Why else do people forget the heart’s civil war? People have forgotten because remembering the heart’s civil conflict requires great struggle. Certain struggles tug our attention away from everything except that struggle. Just as a child resists exercise because of the inherent struggle, people resist remembering their heart’s civil war because our hearts are packages with nightmares, welts and scars, and private longs – some are difficult to deal with. The human heart is resistible because seeing and feeling and thinking upon the heart’s civil war can bring to your house an unwelcome guest. When we remember, we look at who we are in all of its grandeur and smut. Good writing, good teaching, and good art in general comes from remembering to experience and express the problems of the inward turning heart.

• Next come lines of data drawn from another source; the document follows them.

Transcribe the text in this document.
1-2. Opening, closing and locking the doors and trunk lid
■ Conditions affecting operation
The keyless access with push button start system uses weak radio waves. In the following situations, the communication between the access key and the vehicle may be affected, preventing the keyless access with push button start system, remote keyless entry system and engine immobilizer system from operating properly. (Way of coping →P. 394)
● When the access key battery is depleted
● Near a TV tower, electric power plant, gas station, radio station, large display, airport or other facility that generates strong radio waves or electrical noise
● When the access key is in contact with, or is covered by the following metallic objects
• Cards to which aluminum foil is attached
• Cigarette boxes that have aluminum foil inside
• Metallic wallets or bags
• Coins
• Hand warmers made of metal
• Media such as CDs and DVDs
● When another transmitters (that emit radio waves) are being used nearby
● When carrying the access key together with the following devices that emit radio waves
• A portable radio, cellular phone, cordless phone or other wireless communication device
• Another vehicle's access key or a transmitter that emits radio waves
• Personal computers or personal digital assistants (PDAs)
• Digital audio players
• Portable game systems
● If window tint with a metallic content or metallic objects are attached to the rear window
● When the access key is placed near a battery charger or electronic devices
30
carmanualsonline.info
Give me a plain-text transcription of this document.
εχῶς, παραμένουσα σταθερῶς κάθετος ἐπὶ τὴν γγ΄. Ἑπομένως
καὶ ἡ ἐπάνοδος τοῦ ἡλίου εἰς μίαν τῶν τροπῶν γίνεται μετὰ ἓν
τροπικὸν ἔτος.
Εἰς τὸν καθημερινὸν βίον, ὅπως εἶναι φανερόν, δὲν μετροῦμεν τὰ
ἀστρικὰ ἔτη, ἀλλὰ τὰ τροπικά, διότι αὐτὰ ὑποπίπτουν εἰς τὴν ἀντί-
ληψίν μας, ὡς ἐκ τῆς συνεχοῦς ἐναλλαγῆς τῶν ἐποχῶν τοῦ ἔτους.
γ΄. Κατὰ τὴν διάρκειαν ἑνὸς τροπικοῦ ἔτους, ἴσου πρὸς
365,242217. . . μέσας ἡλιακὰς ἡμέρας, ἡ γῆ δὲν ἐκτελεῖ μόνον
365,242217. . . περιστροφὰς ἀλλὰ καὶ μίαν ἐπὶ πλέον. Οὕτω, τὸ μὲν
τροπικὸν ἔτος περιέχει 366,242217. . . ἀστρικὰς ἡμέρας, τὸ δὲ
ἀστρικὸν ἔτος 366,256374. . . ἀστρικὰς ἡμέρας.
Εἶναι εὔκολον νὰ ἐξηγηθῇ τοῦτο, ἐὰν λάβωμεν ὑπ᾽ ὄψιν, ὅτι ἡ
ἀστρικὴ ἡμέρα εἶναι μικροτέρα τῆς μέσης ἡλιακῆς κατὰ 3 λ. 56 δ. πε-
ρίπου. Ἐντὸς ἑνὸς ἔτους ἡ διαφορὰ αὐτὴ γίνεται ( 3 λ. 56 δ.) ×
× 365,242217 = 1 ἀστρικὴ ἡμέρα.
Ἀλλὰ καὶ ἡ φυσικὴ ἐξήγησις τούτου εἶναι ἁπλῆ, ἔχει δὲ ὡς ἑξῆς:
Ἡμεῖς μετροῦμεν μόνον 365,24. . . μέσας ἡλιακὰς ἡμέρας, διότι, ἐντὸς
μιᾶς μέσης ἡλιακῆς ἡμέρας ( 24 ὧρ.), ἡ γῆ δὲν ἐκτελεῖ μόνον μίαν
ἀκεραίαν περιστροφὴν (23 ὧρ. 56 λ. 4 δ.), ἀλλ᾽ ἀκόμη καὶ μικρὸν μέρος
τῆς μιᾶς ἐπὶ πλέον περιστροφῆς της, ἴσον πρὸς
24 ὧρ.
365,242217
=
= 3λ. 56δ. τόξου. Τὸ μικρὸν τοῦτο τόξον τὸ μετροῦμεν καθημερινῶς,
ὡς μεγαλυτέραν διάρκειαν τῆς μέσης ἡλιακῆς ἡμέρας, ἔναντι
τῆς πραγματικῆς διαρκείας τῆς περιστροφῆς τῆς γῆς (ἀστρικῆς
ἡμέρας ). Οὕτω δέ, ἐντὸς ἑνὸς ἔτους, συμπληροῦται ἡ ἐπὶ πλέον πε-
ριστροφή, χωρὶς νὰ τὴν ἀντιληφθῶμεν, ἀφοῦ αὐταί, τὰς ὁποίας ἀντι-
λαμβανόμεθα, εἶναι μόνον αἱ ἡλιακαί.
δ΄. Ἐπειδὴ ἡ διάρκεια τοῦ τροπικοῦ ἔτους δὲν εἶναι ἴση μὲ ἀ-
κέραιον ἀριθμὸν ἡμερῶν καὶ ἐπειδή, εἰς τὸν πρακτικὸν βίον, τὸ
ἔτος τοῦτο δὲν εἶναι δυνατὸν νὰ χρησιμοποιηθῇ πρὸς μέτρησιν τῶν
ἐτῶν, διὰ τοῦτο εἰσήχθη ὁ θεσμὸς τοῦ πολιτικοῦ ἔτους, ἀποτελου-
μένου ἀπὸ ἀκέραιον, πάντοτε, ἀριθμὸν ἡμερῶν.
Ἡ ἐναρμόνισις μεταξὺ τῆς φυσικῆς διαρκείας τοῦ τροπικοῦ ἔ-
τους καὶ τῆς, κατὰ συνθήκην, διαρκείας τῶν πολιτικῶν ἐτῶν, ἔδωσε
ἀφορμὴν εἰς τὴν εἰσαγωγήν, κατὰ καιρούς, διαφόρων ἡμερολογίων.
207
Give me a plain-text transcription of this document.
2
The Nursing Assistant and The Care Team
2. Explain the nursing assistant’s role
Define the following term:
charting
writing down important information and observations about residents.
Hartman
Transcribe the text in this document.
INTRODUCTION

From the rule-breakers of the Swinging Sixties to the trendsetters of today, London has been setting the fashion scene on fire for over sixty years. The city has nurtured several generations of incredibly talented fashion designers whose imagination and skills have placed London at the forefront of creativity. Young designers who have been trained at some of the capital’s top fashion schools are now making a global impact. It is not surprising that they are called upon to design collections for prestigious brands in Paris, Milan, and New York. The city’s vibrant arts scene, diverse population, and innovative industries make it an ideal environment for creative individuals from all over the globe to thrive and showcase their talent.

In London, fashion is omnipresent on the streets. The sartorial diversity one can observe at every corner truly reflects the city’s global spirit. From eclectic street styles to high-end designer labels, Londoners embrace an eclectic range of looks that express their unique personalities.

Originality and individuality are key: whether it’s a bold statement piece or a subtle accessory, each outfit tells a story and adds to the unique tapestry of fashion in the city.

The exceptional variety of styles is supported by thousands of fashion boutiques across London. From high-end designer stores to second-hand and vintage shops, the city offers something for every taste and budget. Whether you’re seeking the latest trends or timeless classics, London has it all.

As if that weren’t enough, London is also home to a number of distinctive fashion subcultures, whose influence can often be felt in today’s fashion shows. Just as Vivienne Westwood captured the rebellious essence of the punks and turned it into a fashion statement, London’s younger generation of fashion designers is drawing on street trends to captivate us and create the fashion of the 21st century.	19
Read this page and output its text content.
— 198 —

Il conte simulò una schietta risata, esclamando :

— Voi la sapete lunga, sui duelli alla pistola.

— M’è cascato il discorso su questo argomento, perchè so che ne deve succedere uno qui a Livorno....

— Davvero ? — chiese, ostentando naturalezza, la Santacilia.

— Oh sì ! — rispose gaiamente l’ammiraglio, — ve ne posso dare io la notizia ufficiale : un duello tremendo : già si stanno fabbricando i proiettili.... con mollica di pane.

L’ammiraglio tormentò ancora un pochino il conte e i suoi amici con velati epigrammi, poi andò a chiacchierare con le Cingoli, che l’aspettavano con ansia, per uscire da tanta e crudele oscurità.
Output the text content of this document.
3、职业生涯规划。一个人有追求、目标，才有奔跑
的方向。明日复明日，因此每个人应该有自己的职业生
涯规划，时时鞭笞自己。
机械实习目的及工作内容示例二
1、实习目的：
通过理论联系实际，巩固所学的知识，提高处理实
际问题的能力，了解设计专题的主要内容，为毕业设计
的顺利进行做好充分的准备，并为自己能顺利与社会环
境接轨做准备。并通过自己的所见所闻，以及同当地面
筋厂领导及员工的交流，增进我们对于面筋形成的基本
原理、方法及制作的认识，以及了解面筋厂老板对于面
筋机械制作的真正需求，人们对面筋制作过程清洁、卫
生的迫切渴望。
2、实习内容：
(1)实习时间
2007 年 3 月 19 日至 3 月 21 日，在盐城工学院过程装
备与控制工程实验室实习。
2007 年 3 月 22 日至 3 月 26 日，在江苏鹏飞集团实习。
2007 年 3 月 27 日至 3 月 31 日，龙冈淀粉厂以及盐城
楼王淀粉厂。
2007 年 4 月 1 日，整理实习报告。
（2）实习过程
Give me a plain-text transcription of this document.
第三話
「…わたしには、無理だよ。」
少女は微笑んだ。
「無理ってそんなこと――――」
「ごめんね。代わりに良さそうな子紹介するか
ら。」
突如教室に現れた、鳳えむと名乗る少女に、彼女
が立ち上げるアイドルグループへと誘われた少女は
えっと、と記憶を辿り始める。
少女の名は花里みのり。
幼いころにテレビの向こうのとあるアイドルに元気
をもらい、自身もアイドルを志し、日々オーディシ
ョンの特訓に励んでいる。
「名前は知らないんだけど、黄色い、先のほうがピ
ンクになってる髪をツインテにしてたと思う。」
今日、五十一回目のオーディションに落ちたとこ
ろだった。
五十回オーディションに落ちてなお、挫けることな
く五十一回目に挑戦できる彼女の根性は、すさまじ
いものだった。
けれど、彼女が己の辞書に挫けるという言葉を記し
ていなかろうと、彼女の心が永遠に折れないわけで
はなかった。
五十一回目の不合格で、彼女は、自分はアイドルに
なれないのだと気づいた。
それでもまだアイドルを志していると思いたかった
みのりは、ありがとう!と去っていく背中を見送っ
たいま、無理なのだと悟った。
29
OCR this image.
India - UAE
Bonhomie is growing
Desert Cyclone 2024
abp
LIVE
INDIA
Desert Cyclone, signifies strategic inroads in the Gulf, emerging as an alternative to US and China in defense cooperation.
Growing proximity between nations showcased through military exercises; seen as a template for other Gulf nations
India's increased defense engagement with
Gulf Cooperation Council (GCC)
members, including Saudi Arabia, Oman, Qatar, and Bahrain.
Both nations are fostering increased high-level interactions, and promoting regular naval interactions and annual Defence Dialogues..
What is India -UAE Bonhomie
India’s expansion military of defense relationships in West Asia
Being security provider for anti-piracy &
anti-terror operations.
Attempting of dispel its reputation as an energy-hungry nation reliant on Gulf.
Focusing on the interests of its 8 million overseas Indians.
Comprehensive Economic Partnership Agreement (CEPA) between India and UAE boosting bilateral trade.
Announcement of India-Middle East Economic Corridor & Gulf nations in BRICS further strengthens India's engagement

To sum up, the heart is what it is due to human progress and because it’s been torn, mended, and torn again. Brian Doyle puts it nicely in the essay “Joyas Voladores,” When young we think there will come one person who will save and sustain us always; when we are older we know this is the dream of a child, that all hearts finally are bruised and scarred, scored and torn, repaired by time and will, patched by force of character, yet fragile and rickety forever more, no matter how furious the defense and how many bricks you bring to the wall. You can build up your heart as stout and tight and hard and cold and impregnable as you possibly can and down it comes in an instant…”
Remembering to observe and work with a conflicted heart may bring unspeakable agony and pools full of sweat but, the beauty which comes from the agony of self discovery is worth it. Let a look at your heart’s working grab hold of you and guide you to unleash your unimaginable imagination.